Good Men or God's Sons?

I have been up nights about what this Jesus the son of God said, and what we’ve gotten ourselves into.

There are people who would put Him away by having Him be another itinerant revolutionary, one of many other Jewish preachers, only another nice man with a message of peace and love. But this shoe has never fit him. If He was in fact only a man—if He was not the son of God—He was not a nice man. If He was not what He said He was and cannot do what He said He could, there remains only one fate for Him, that of a cheat and a fraud. What good man, what friend of sinners, would take our deepest fears and hopes and mess with us like this? If He wasn’t the son of God, he was instead the father of lies, a brother to small-time messiahs such as David Koresh or, closer to home, our scissors-snapping Sam Mullet.

So we’re staking our lives on him. And claiming his claims, believing those things He said to hold true. And when we call ourselves His, we bring upon ourselves this same potential indictment—we are either people with hearts made new in ways this old world has never seen, or we will fall away into the oblivion of the deluded.

He said He would make all things new. That we could get up with hope, breakfast with joy, and step out the door in wonder. That His mercy would be new every morning, and every day would be good.

He said He would be enough for us. If we had Him, we wouldn’t need fat profit statements, bucks on the walls, lawns without dandelions, converts in the pews.

He said He would vanquish death. As our lives on earth run out, we’d reach forward with anticipation.

He said He would loose all our chains. Those things we know should not be yet think we cannot help, those things men do in the dark, and those things women carry in their hearts—all would fall away under His touch.

He said He would give us love—for those people we maneuver to avoid at church, for people who loot and riot, for leaders who are fools, for spouses and children who show us up for what we really are.

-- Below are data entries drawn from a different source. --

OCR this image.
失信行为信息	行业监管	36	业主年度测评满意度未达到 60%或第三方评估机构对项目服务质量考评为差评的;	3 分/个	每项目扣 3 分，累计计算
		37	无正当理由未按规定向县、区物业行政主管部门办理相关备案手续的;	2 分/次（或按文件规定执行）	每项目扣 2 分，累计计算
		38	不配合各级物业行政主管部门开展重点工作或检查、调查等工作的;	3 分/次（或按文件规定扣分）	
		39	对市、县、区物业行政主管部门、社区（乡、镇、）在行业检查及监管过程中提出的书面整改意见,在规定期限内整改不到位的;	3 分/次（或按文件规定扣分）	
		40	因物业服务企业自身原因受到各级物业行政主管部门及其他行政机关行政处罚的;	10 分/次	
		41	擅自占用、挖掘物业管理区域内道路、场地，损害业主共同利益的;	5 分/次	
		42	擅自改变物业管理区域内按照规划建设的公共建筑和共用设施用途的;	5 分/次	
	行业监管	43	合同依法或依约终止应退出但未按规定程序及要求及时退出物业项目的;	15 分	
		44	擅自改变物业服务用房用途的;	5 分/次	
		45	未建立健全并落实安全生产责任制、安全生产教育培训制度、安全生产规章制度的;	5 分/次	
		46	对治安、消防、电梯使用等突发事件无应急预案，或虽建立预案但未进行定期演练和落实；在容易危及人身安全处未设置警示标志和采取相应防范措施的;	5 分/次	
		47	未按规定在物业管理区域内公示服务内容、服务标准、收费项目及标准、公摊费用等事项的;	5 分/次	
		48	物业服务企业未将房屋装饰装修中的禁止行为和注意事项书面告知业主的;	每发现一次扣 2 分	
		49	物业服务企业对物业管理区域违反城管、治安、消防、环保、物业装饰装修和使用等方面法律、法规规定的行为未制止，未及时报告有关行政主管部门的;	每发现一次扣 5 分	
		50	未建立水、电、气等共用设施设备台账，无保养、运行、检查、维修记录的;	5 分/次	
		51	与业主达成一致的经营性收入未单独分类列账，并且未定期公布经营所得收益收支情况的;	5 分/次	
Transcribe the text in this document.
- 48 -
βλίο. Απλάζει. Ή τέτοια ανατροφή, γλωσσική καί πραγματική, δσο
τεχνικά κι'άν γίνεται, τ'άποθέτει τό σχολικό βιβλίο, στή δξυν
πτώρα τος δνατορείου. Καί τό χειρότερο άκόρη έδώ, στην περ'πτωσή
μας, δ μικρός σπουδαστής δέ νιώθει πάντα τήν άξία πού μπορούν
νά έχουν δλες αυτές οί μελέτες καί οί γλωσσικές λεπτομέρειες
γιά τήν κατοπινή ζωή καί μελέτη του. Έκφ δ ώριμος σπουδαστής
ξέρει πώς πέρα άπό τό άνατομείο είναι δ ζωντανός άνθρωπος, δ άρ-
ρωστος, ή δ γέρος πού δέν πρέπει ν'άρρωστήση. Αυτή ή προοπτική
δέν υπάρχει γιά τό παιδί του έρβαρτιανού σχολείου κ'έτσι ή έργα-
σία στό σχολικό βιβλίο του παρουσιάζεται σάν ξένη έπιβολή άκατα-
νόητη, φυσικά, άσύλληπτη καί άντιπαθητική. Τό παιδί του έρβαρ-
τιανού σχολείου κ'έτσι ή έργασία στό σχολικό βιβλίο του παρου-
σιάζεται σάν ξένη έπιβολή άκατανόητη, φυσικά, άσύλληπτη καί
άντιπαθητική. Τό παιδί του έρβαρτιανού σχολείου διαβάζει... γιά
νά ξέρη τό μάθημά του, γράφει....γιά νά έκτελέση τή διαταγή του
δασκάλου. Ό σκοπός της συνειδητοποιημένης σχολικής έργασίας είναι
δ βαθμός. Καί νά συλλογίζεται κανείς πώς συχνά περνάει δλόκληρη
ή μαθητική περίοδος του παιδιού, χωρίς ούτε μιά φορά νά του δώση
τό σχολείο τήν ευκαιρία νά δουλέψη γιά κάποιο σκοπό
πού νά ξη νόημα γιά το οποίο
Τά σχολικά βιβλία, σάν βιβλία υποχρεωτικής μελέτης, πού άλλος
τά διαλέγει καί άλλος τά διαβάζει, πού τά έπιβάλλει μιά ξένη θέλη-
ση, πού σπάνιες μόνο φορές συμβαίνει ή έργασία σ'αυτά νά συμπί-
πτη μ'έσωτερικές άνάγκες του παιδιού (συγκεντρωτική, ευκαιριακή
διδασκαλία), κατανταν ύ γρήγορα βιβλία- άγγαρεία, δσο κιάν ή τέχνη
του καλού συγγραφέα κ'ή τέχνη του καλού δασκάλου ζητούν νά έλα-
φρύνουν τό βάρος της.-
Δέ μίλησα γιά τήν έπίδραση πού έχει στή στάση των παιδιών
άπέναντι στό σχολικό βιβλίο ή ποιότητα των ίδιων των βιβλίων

He said he could give beauty for ashes—when our lives are wrecked by our own wrongs or by the sins of others, when relationships lay in ruins and His bride’s white dress is smudged by the devil’s dirty hands.

He said our sins could be forgiven. When we cannot sleep, when we do what we do to ourselves because of what we’ve done—He said he could take it all away and give us rest.

He said He would be in us and never leave us. Sunday morning or Friday night, with people or alone, recognized or unnoticed, He could make it all the same by being with us.

The fate I fear most for me and mine is not apostacy. Not worldliness or deception or the decadence of the Gottlos. I fear the fate of living happy lives jingling with the trappings and bling of pop-Anabaptism, living our retrofitted sub-culture with its built-in rote servility to the seven ordinances and the eight articles, and having as our only strength the comfort culture of being loving only to our friends, and only Republican in our morality. Only followers of Him on our bumper stickers and Bible covers.

And being as oblivious as drunken fools to the raw and transformative habitation of the Son of God.